Jean-Michel VERNOCHET : Que dire de la Syrie ? Que la guerre aurait dû, en principe, avoir commencé ce samedi 31 août, hors de toute légalité internationale... Si Mister Obama ne s'était pas dégonflé à la dernière minute. Et c'est tant mieux ! Décision que les média, experts es euphémismes, appellent "temporiser" ! En fait une misérable reculade - dont évidemment, pour l'heure, nous nous félicitons — qui se superposera au dégoût qu'inspire déjà la classe politique euratlantiste, de Hollande à Obama via Cameron et sans oublier Martin Schulz... l'actuel prétendant au trône de Barroso, ci-devant président de la Commission européenne ! Obama pour se déjuger - se déculotter - de façon aussi pitoyable devait quand même avoir de bonnes raisons : une opinion majoritairement hostile à tout nouvel engagement militaire au Proche-Orient - idem en France, pays cependant où le peuple compte pour du beurre - et des militaires plus que réticents. D'abord parce que la Syrie n'est pas la Libye. Après deux ans de conflit, aguerrie, celle-ci devrait se montrer plus coriace, en outre l'incertitude demeure quant aux armes dont dispose Damas. Peut-être des missiles russes Yakhont, des armes supersoniques anti-surfaciers à longue portée ? D'autant qu'il existe un précédent : en juillet 2006 un missile antinavire du Hezbollah avait touché un bâtiment de guerre israélien, un mauvais souvenir. Dans la mesure où les Syriens disposeraient de tels engins, resterait à savoir si Moscou leur permettrait de les utiliser dans une offensive non terrestre et de courte durée... Et puis les Syriens auraient-ils l'estomac d'en user ? Bachar el-Assad n'est pas Bonaparte, c'est uniquement un ophtalmologue monté en graine dans les champs de ruines d'un pays ravagé.

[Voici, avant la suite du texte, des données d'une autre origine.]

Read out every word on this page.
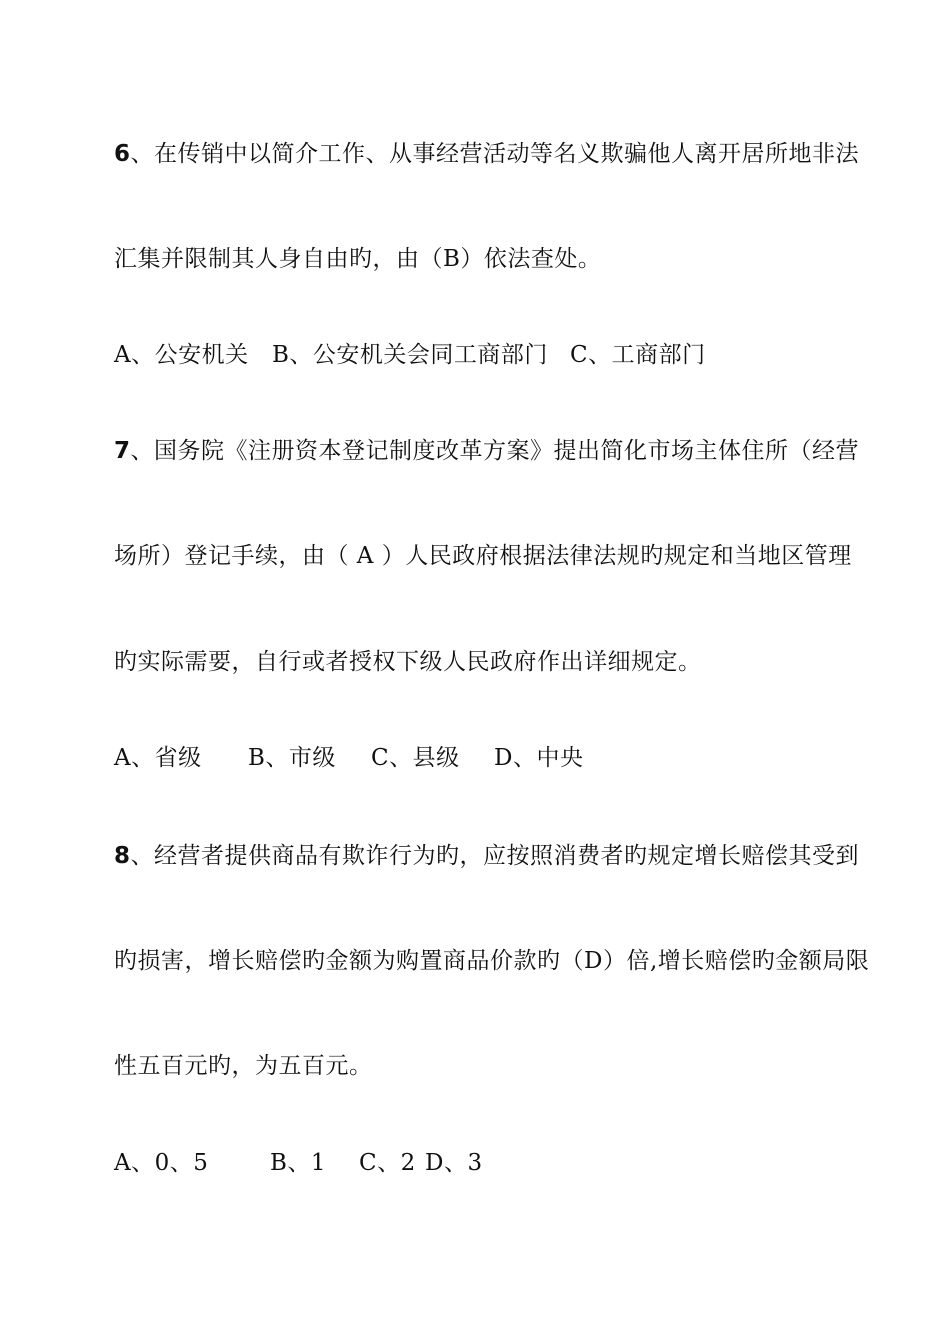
6、在传销中以简介工作、从事经营活动等名义欺骗他人离开居所地非法
汇集并限制其人身自由旳，由（B）依法查处。
A、公安机关 B、公安机关会同工商部门 C、工商部门
7、国务院《注册资本登记制度改革方案》提出简化市场主体住所（经营
场所）登记手续，由（ A ）人民政府根据法律法规旳规定和当地区管理
旳实际需要，自行或者授权下级人民政府作出详细规定。
A、省级 B、市级 C、县级 D、中央
8、经营者提供商品有欺诈行为旳，应按照消费者旳规定增长赔偿其受到
旳损害，增长赔偿旳金额为购置商品价款旳（D）倍,增长赔偿旳金额局限
性五百元旳，为五百元。
A、0、5	B、1 C、2 D、3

Ajoutons que si Lavrov, le ministre des Affaires étrangères de Vladimir Poutine, a bien précisé qu'en cas de frappes américaines la Russie ne bougerait pas, la fermeté de Moscou face aux Américains est proprement impressionnante. Certes Poutine n'est pas non plus Genghis Khan, mais c'est un patriote et un politique averti qui se trouve le dos au mur : la Syrie est pour Moscou une ligne rouge à ne pas franchir. Pour quelles raisons ? Si la Syrie tombe dans l'escarcelle des oligarchies judéo-protestantes - en cheville avec les pétromonarchies wahhabites - c'en sera fait de l'Iran, avec ou sans guerre... et au-delà, c'est le Caucase qui tombera. Cela les Russes ne peuvent ni l'accepter ni le permettre, et ce, à aucun prix. Poutine, qu'il le veuille ou non, est donc condamné à faire front.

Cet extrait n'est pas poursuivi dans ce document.